Employing Freudian psychoanalysis, excerpts of journals and letters, and the work of other scholars, Karydes examines the minds of Ross Macdonald, Dashiell Hammett, and Raymond Chandler, three of the most well-known American writers of hard-boiled detective fiction. She seeks to link their experiences with families and lovers to their detective stories, specifically to their most iconic invented protagonists.
The book makes an argument that Lew Archer, the Op, Sam Spade, and Philip Marlowe are reflections of their creators and their worldviews, whether the writers were conscious of such connections or not. The text does not shy away from pieces of each man’s life that might cause discomfort or verge on the offensive. Rather, it sketches sympathetic pictures that enhance readings of these authors’ works.

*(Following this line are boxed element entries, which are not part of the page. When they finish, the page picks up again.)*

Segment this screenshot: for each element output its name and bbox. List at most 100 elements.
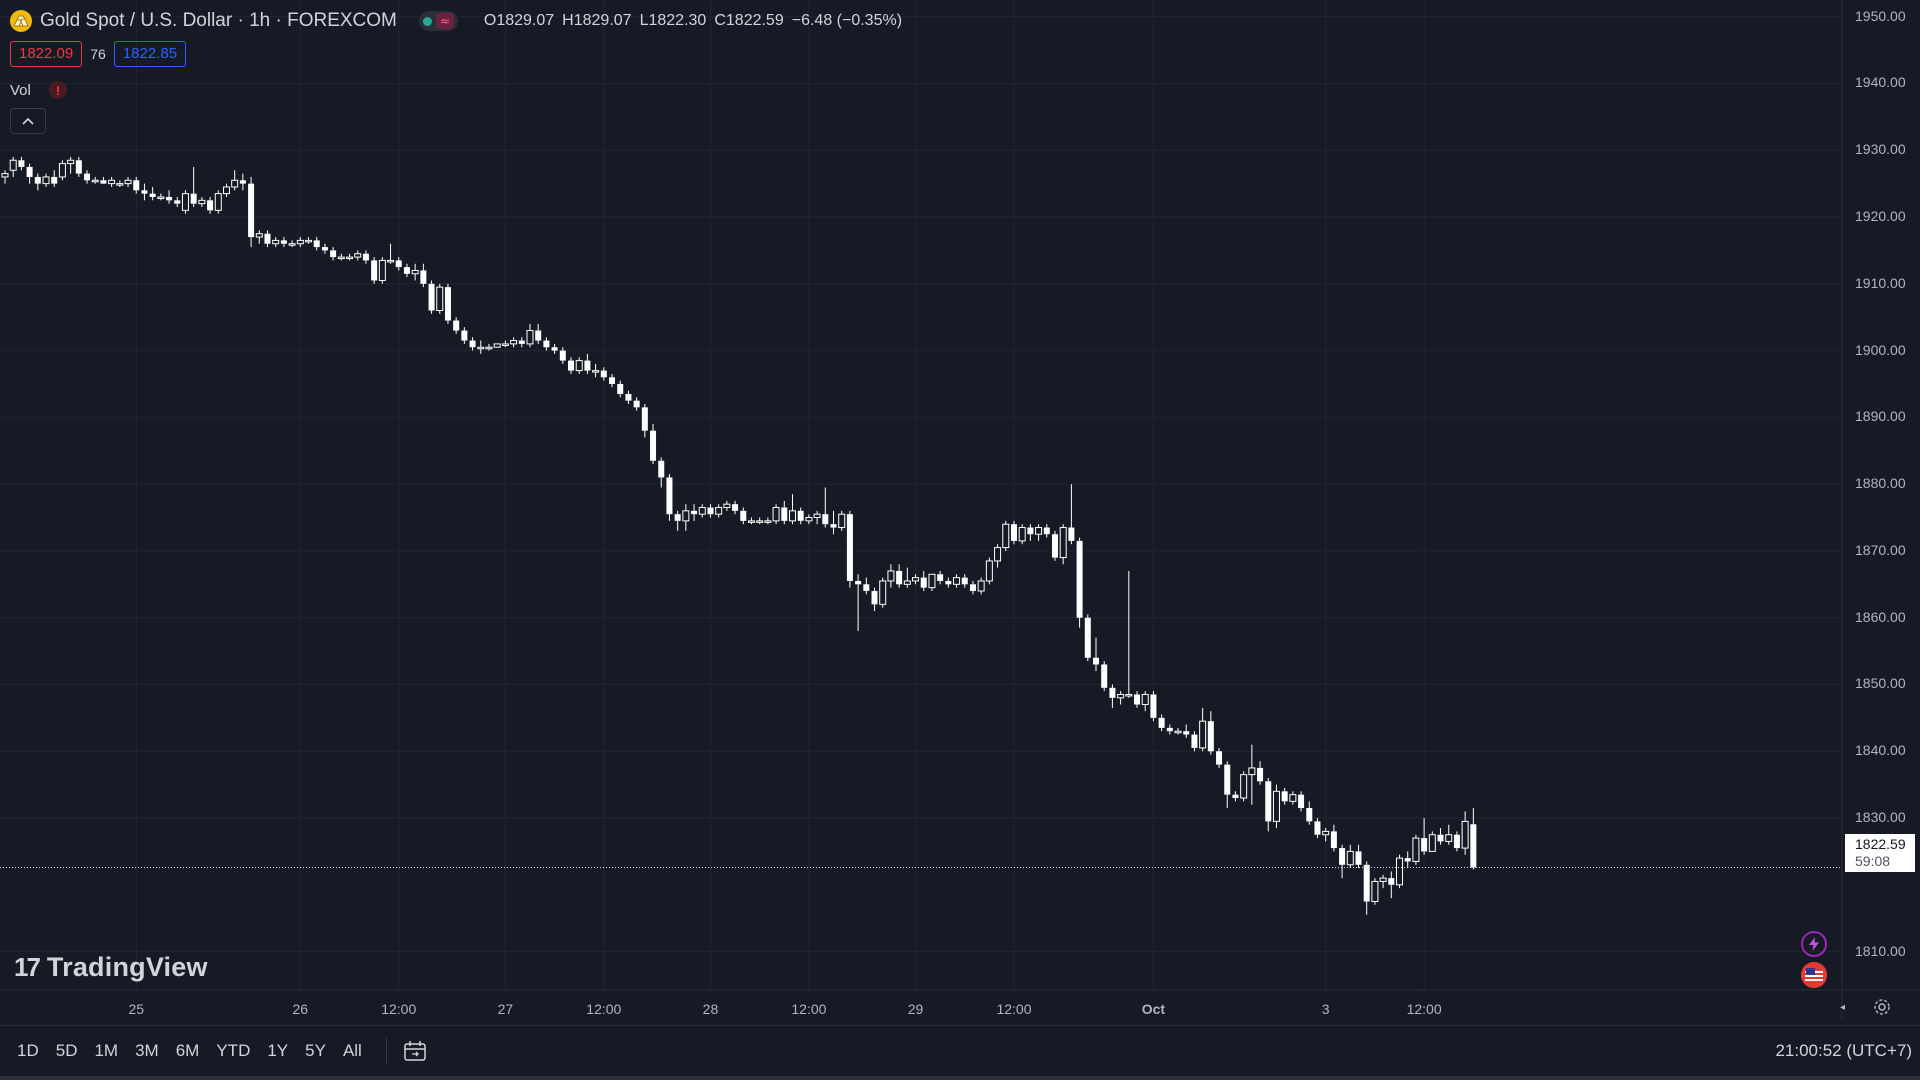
candle-body — [116, 183, 124, 186]
candle-body — [411, 269, 419, 275]
candle-body — [1027, 527, 1034, 535]
candle-body — [166, 196, 173, 201]
candle — [26, 163, 33, 184]
candle-body — [788, 510, 796, 522]
range-3m-button[interactable]: 3M — [135, 1041, 159, 1060]
lightning-icon[interactable] — [1801, 931, 1827, 957]
candle — [181, 190, 189, 214]
candle — [141, 183, 148, 201]
volume-indicator[interactable]: Vol ! — [10, 81, 67, 99]
range-6m-button[interactable]: 6M — [175, 1041, 200, 1060]
range-5y-button[interactable]: 5Y — [305, 1041, 326, 1060]
low-value: 1822.30 — [648, 12, 707, 29]
vol-label[interactable]: Vol — [10, 81, 31, 99]
candle-body — [1396, 857, 1404, 886]
candle-body — [84, 173, 91, 181]
candle-body — [75, 160, 82, 174]
candle-body — [756, 520, 764, 523]
candle — [1183, 724, 1190, 738]
candle — [1216, 747, 1223, 768]
price-tick-label: 1810.00 — [1855, 942, 1906, 959]
candle-body — [403, 267, 410, 274]
candle — [453, 317, 460, 334]
candle-body — [781, 507, 788, 521]
candle — [781, 500, 788, 525]
candle-body — [1018, 527, 1026, 542]
candle — [912, 574, 920, 585]
candle — [756, 517, 764, 525]
sell-button[interactable]: 1822.09 — [10, 41, 83, 67]
go-to-date-icon[interactable] — [403, 1040, 427, 1062]
us-flag-icon[interactable] — [1801, 962, 1827, 988]
price-tick-label: 1880.00 — [1855, 475, 1906, 492]
range-5d-button[interactable]: 5D — [55, 1041, 78, 1060]
candle — [1396, 854, 1404, 889]
candle — [1314, 818, 1321, 839]
symbol-title[interactable]: Gold Spot / U.S. Dollar · 1h · FOREXCOM — [40, 10, 397, 31]
candle-body — [1470, 824, 1477, 868]
candle — [846, 510, 853, 588]
candle — [1322, 828, 1330, 842]
candle-body — [248, 183, 255, 238]
candle — [1043, 524, 1050, 538]
price-chart[interactable] — [0, 0, 1920, 1020]
change-value: −6.48 (−0.35%) — [791, 12, 903, 29]
candle-body — [198, 199, 206, 205]
chevron-up-icon — [22, 117, 34, 125]
candle-body — [1257, 767, 1264, 782]
candle-body — [461, 330, 468, 341]
candle-body — [1002, 523, 1010, 549]
range-ytd-button[interactable]: YTD — [216, 1041, 251, 1060]
candle — [674, 510, 681, 531]
candle — [1018, 524, 1026, 545]
range-1m-button[interactable]: 1M — [94, 1041, 119, 1060]
collapse-legend-button[interactable] — [10, 108, 46, 134]
candle — [994, 544, 1002, 568]
candle-body — [190, 193, 197, 204]
market-status[interactable]: ≈ — [418, 11, 458, 31]
candle — [1240, 771, 1248, 802]
candle-body — [453, 320, 460, 331]
candle-body — [1174, 730, 1182, 734]
candle-body — [1346, 850, 1354, 866]
candle-body — [354, 253, 362, 258]
buy-button[interactable]: 1822.85 — [113, 41, 187, 67]
close-value: 1822.59 — [725, 12, 784, 29]
range-1d-button[interactable]: 1D — [17, 1041, 39, 1060]
candle-body — [420, 270, 427, 284]
candle — [830, 510, 837, 535]
range-all-button[interactable]: All — [342, 1041, 362, 1060]
candle — [1346, 844, 1354, 869]
candle — [617, 380, 624, 398]
tradingview-watermark[interactable]: 17 TradingView — [14, 952, 208, 983]
high-value: 1829.07 — [573, 12, 632, 29]
candle-body — [501, 343, 509, 346]
candle — [108, 176, 116, 187]
candle-body — [1437, 834, 1444, 842]
candle-body — [42, 176, 50, 185]
candle — [813, 510, 821, 525]
range-1y-button[interactable]: 1Y — [267, 1041, 289, 1060]
candle-body — [937, 574, 944, 581]
candle-body — [1043, 527, 1050, 535]
candle-body — [994, 547, 1002, 562]
spread-value: 76 — [90, 46, 106, 62]
time-tick-label: 3 — [1321, 1001, 1330, 1017]
settings-gear-icon[interactable] — [1872, 997, 1892, 1017]
candle-body — [912, 577, 920, 582]
candle — [378, 257, 386, 284]
candle — [1232, 791, 1239, 802]
open-key: O — [483, 12, 497, 29]
clock-timezone[interactable]: 21:00:52 (UTC+7) — [1775, 1041, 1912, 1060]
candle-body — [838, 513, 846, 529]
candle-body — [362, 253, 369, 261]
candle — [469, 337, 476, 351]
scroll-right-icon[interactable]: ◂ — [1840, 1002, 1846, 1013]
candle-body — [928, 573, 936, 589]
candle-body — [666, 477, 673, 515]
candle — [354, 250, 362, 261]
candle-body — [51, 176, 58, 184]
warning-icon[interactable]: ! — [48, 81, 67, 99]
candle — [855, 574, 862, 632]
candle-body — [592, 370, 600, 373]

Chapters are divided into three sections, each pertaining to either Macdonald, Hammett, or Chandler, but there are only a few pages dedicated to each of the authors’ various relationships. The Freudian analysis is light, as well. Ultimately, Karydes seems to choose Freud as a vehicle because Macdonald himself underwent Freudian psychoanalysis later in his life. Regardless of agreement or disagreement with Freud’s ideas and methods, Karydes opens up each writer in intriguing ways.
As an introductory text, the book functions admirably, providing enough of a tease to invite a perusal of the extensive endnotes and bibliography. For the uninitiated, the work succinctly and clearly introduces each author and his work, so that while familiarity with their canons would be enriching, it is not necessary.
Karydes writes in a fluid, warm style that carries well through the chapters, making her thesis easily accessible to laypeople and scholars alike. This, coupled with wonderful cover art that perfectly captures the essence of the hard-boiled detective fiction genre, creates a pleasing and informative reading experience. A few pages of old photographs lend faces not only to the authors themselves, but also to their families and the women in their lives.
Hard-Boiled Anxiety stirs the surface of its topic with skill, and beckons those interested in detective fiction, psychology, and the act of creative writing to dip more than a toe into the sometimes-dark inner oceans of Macdonald, Hammett, and Chandler.